I primi campi di lavoro vengono creati subito dopo la seconda guerra mondiale per isolare i potenziali nemici della rivoluzione: proprietari terrieri, collaborazionisti dei giapponesi, leader religiosi e familiari di persone incarcerate dopo la divisione sovietico-americana del Paese in due. Altre purghe nel partito, dal dopoguena a oggi, coincidono con lo sviluppo del culto della personalità del leader nordcoreano, e poi di suo figlio Kim Jong Il. Da metà degli anni 90 c'è stato un crollo del sistema produttivo. E ai prigionieri politici si sono aggiunti i tanti detenuti dei campi di rieducazione, catturati perché espatriavano in Cina in cerca di cibo. La rieducazione consiste nella memorizzazione forzata dei discorsi di Kim Il Sung e di Kim Jong Il in sessioni di autocritica serale dopo un giorno di lavoro.

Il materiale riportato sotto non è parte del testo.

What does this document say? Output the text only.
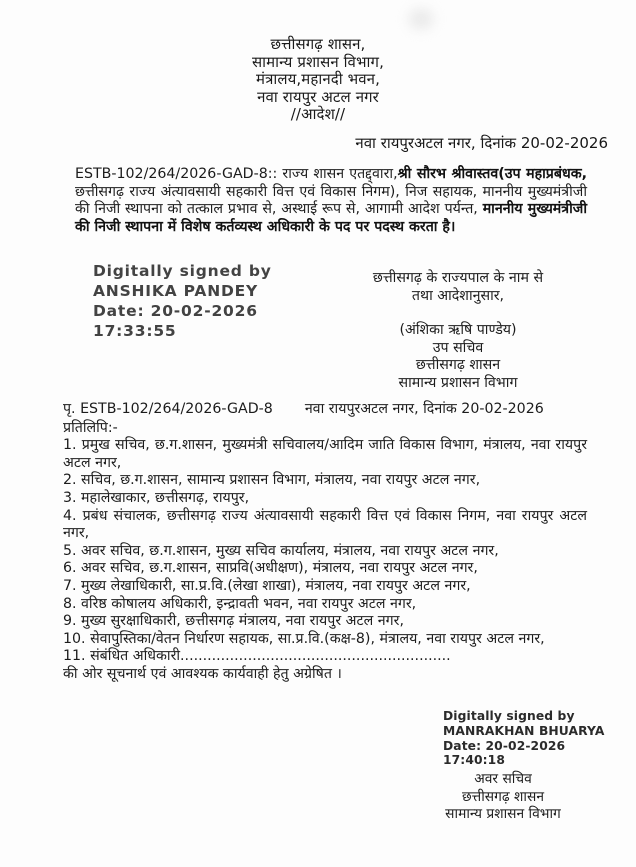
छत्तीसगढ़ शासन,
सामान्य प्रशासन विभाग,
मंत्रालय,महानदी भवन,
नवा रायपुर अटल नगर
//आदेश//
नवा रायपुरअटल नगर, दिनांक 20-02-2026
ESTB-102/264/2026-GAD-8:: राज्य शासन एतद्द्वारा,श्री सौरभ श्रीवास्तव(उप महाप्रबंधक, छत्तीसगढ़ राज्य अंत्यावसायी सहकारी वित्त एवं विकास निगम), निज सहायक, माननीय मुख्यमंत्रीजी की निजी स्थापना को तत्काल प्रभाव से, अस्थाई रूप से, आगामी आदेश पर्यन्त, माननीय मुख्यमंत्रीजी की निजी स्थापना में विशेष कर्तव्यस्थ अधिकारी के पद पर पदस्थ करता है।
Digitally signed by
ANSHIKA PANDEY
Date: 20-02-2026
17:33:55
छत्तीसगढ़ के राज्यपाल के नाम से
तथा आदेशानुसार,
(अंशिका ऋषि पाण्डेय)
उप सचिव
छत्तीसगढ़ शासन
सामान्य प्रशासन विभाग
पृ. ESTB-102/264/2026-GAD-8 नवा रायपुरअटल नगर, दिनांक 20-02-2026
प्रतिलिपि:-
1. प्रमुख सचिव, छ.ग.शासन, मुख्यमंत्री सचिवालय/आदिम जाति विकास विभाग, मंत्रालय, नवा रायपुर अटल नगर,
2. सचिव, छ.ग.शासन, सामान्य प्रशासन विभाग, मंत्रालय, नवा रायपुर अटल नगर,
3. महालेखाकार, छत्तीसगढ़, रायपुर,
4. प्रबंध संचालक, छत्तीसगढ़ राज्य अंत्यावसायी सहकारी वित्त एवं विकास निगम, नवा रायपुर अटल नगर,
5. अवर सचिव, छ.ग.शासन, मुख्य सचिव कार्यालय, मंत्रालय, नवा रायपुर अटल नगर,
6. अवर सचिव, छ.ग.शासन, साप्रवि(अधीक्षण), मंत्रालय, नवा रायपुर अटल नगर,
7. मुख्य लेखाधिकारी, सा.प्र.वि.(लेखा शाखा), मंत्रालय, नवा रायपुर अटल नगर,
8. वरिष्ठ कोषालय अधिकारी, इन्द्रावती भवन, नवा रायपुर अटल नगर,
9. मुख्य सुरक्षाधिकारी, छत्तीसगढ़ मंत्रालय, नवा रायपुर अटल नगर,
10. सेवापुस्तिका/वेतन निर्धारण सहायक, सा.प्र.वि.(कक्ष-8), मंत्रालय, नवा रायपुर अटल नगर,
11. संबंधित अधिकारी............................................................
की ओर सूचनार्थ एवं आवश्यक कार्यवाही हेतु अग्रेषित ।
Digitally signed by
MANRAKHAN BHUARYA
Date: 20-02-2026
17:40:18
अवर सचिव
छत्तीसगढ़ शासन
सामान्य प्रशासन विभाग
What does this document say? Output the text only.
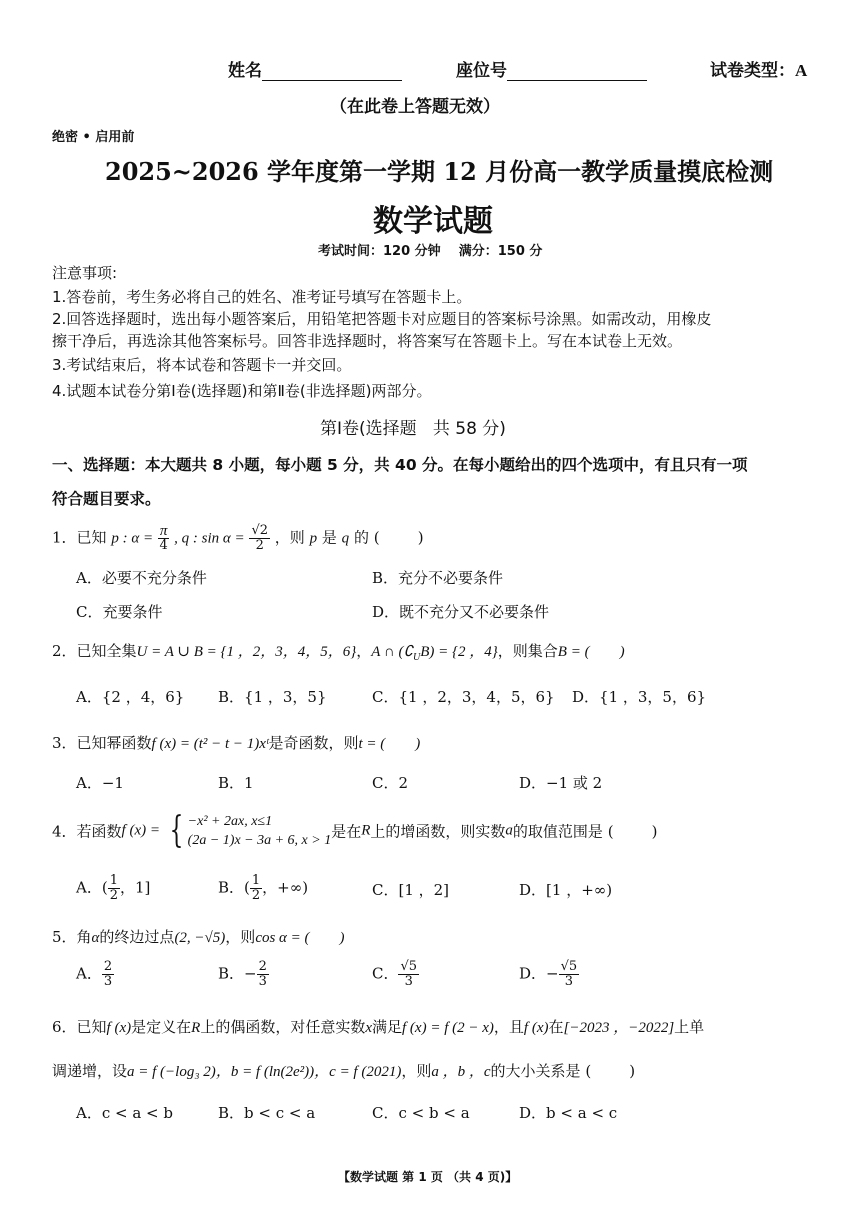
姓名	座位号	试卷类型：A
（在此卷上答题无效）
绝密 • 启用前
2025~2026 学年度第一学期 12 月份高一教学质量摸底检测
数学试题
考试时间：120 分钟    满分：150 分
注意事项:
1.答卷前，考生务必将自己的姓名、准考证号填写在答题卡上。
2.回答选择题时，选出每小题答案后，用铅笔把答题卡对应题目的答案标号涂黑。如需改动，用橡皮
擦干净后，再选涂其他答案标号。回答非选择题时，将答案写在答题卡上。写在本试卷上无效。
3.考试结束后，将本试卷和答题卡一并交回。
4.试题本试卷分第Ⅰ卷(选择题)和第Ⅱ卷(非选择题)两部分。
第Ⅰ卷(选择题   共 58 分)
一、选择题：本大题共 8 小题，每小题 5 分，共 40 分。在每小题给出的四个选项中，有且只有一项
符合题目要求。
1．已知 p : $\alpha = \frac{\pi}{4}$ , q : $\sin \alpha = \frac{√2}{2}$ ，则 p 是 q 的 (        )
A．必要不充分条件	B．充分不必要条件
C．充要条件	D．既不充分又不必要条件
2．已知全集U = A ∪ B = {1 ，2，3，4，5，6}，A ∩ $(∁_UB) = \{2$ ，4}，则集合B = (        )
A．{2 ，4，6} B．{1 ，3，5}	C．{1 ，2，3，4，5，6} D．{1 ，3，5，6}
3．已知幂函数f (x) = (t² − t − 1)xᵗ是奇函数，则t = (        )
A．−1	B．1	C．2	D．−1 或 2
4．若函数f (x) = { −x² + 2ax, x≤1
(2a − 1)x − 3a + 6, x > 1 是在R上的增函数，则实数a的取值范围是 (        )
A．( $\frac{1}{2}$ ，1]	B．( $\frac{1}{2}$ ，+∞)	C．[1 ，2]	D．[1 ，+∞)
5．角α的终边过点(2, −√5)，则cos α = (        )
A． $\frac{2}{3}$	B．− $\frac{2}{3}$	C． $\frac{√5}{3}$	D．− $\frac{√5}{3}$
6．已知f (x)是定义在R上的偶函数，对任意实数x满足f (x) = f (2 − x)，且f (x)在[−2023 ，−2022]上单
调递增，设a = f (−log₃ 2)，b = f (ln(2e²))，c = f (2021)，则a ，b ，c的大小关系是 (        )
A．c < a < b	B．b < c < a	C．c < b < a	D．b < a < c
【数学试题 第 1 页 （共 4 页)】
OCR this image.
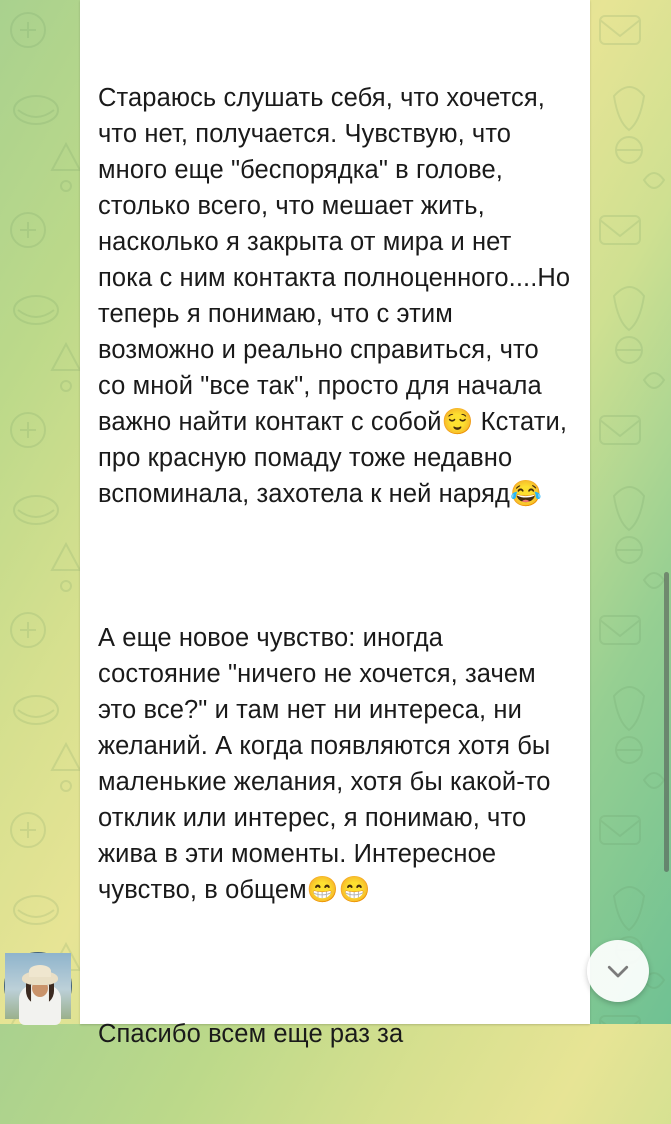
Стараюсь слушать себя, что хочется, что нет, получается. Чувствую, что много еще "беспорядка" в голове, столько всего, что мешает жить, насколько я закрыта от мира и нет пока с ним контакта полноценного....Но теперь я понимаю, что с этим возможно и реально справиться, что со мной "все так", просто для начала важно найти контакт с собой😌 Кстати, про красную помаду тоже недавно вспоминала, захотела к ней наряд😂

А еще новое чувство: иногда состояние "ничего не хочется, зачем это все?" и там нет ни интереса, ни желаний. А когда появляются хотя бы маленькие желания, хотя бы какой-то отклик или интерес, я понимаю, что жива в эти моменты. Интересное чувство, в общем😁😁

Спасибо всем еще раз за
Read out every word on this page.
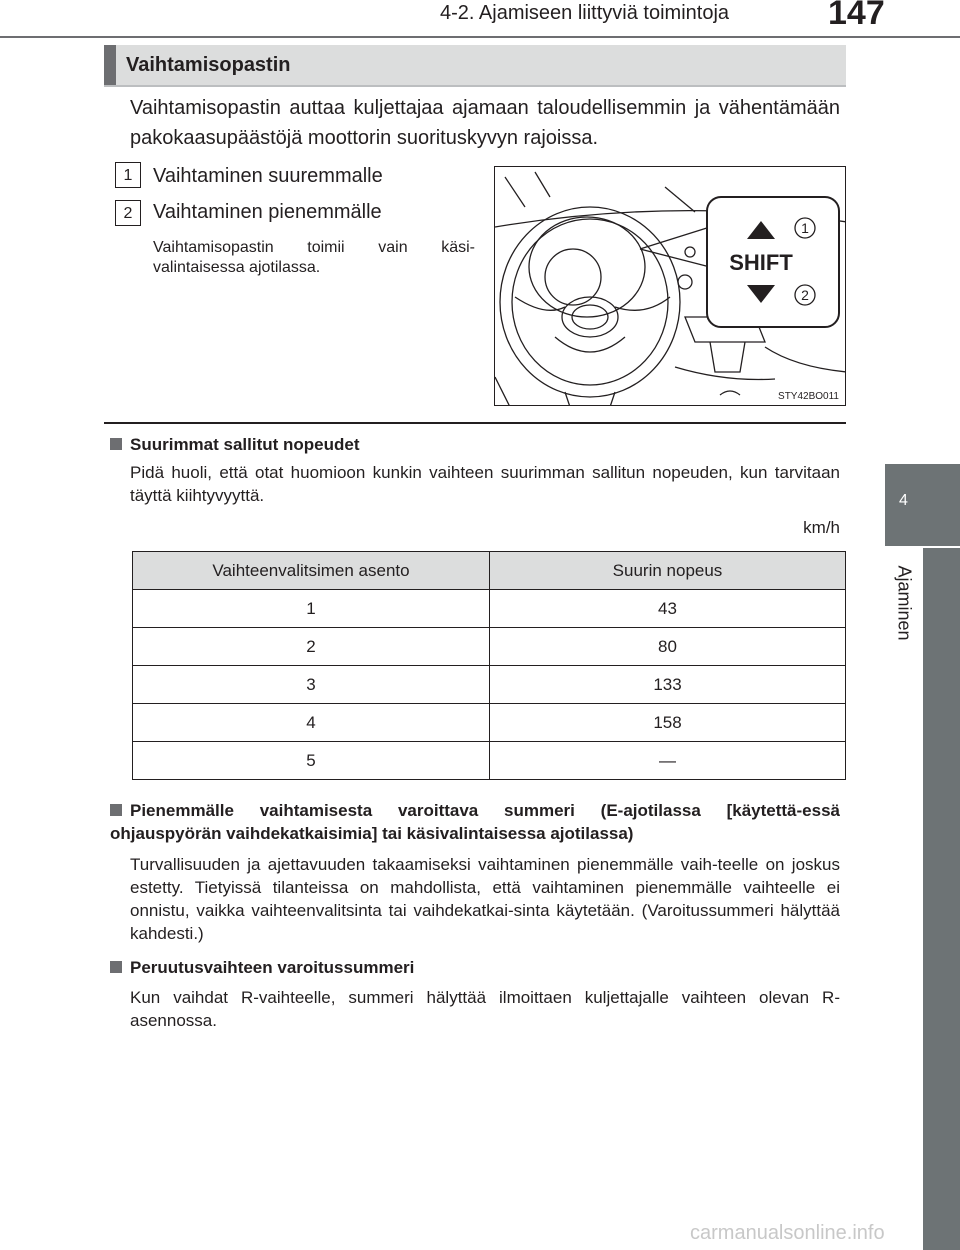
4-2. Ajamiseen liittyviä toimintoja	147
4
Ajaminen
Vaihtamisopastin
Vaihtamisopastin auttaa kuljettajaa ajamaan taloudellisemmin ja vähentämään pakokaasupäästöjä moottorin suorituskyvyn rajoissa.
1	Vaihtaminen suuremmalle
2	Vaihtaminen pienemmälle
Vaihtamisopastin toimii vain käsi-valintaisessa ajotilassa.	SHIFT
1
2
STY42BO011
Suurimmat sallitut nopeudet
Pidä huoli, että otat huomioon kunkin vaihteen suurimman sallitun nopeuden, kun tarvitaan täyttä kiihtyvyyttä.
km/h
Vaihteenvalitsimen asento	Suurin nopeus
1	43
2	80
3	133
4	158
5	—
Pienemmälle vaihtamisesta varoittava summeri (E-ajotilassa [käytettä-essä ohjauspyörän vaihdekatkaisimia] tai käsivalintaisessa ajotilassa)
Turvallisuuden ja ajettavuuden takaamiseksi vaihtaminen pienemmälle vaih-teelle on joskus estetty. Tietyissä tilanteissa on mahdollista, että vaihtaminen pienemmälle vaihteelle ei onnistu, vaikka vaihteenvalitsinta tai vaihdekatkai-sinta käytetään. (Varoitussummeri hälyttää kahdesti.)
Peruutusvaihteen varoitussummeri
Kun vaihdat R-vaihteelle, summeri hälyttää ilmoittaen kuljettajalle vaihteen olevan R-asennossa.
carmanualsonline.info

Si finisce nei campi di rieducazione anche per reati meno gravi come, per esempio, le transazioni economiche private o l'inefficienza dei dirigenti statali. Soon Ok Le è una ex dirigente statale e ha vissuto sette anni in un campo di rieducazione. "Sono stata imprigionata nel campo di pulizia mentale di Kaechon, nella provincia di Pyungbul, dal 1987 al 1993. Ero la dirigente dell'ufficio statale che controllava la distribuzione di cibo alla popolazione. Sono stata arrestata perché da quando l'economia del Paese era caduta in recessione il sistema di distribuzione non funzionava più: non c'era niente da distribuire".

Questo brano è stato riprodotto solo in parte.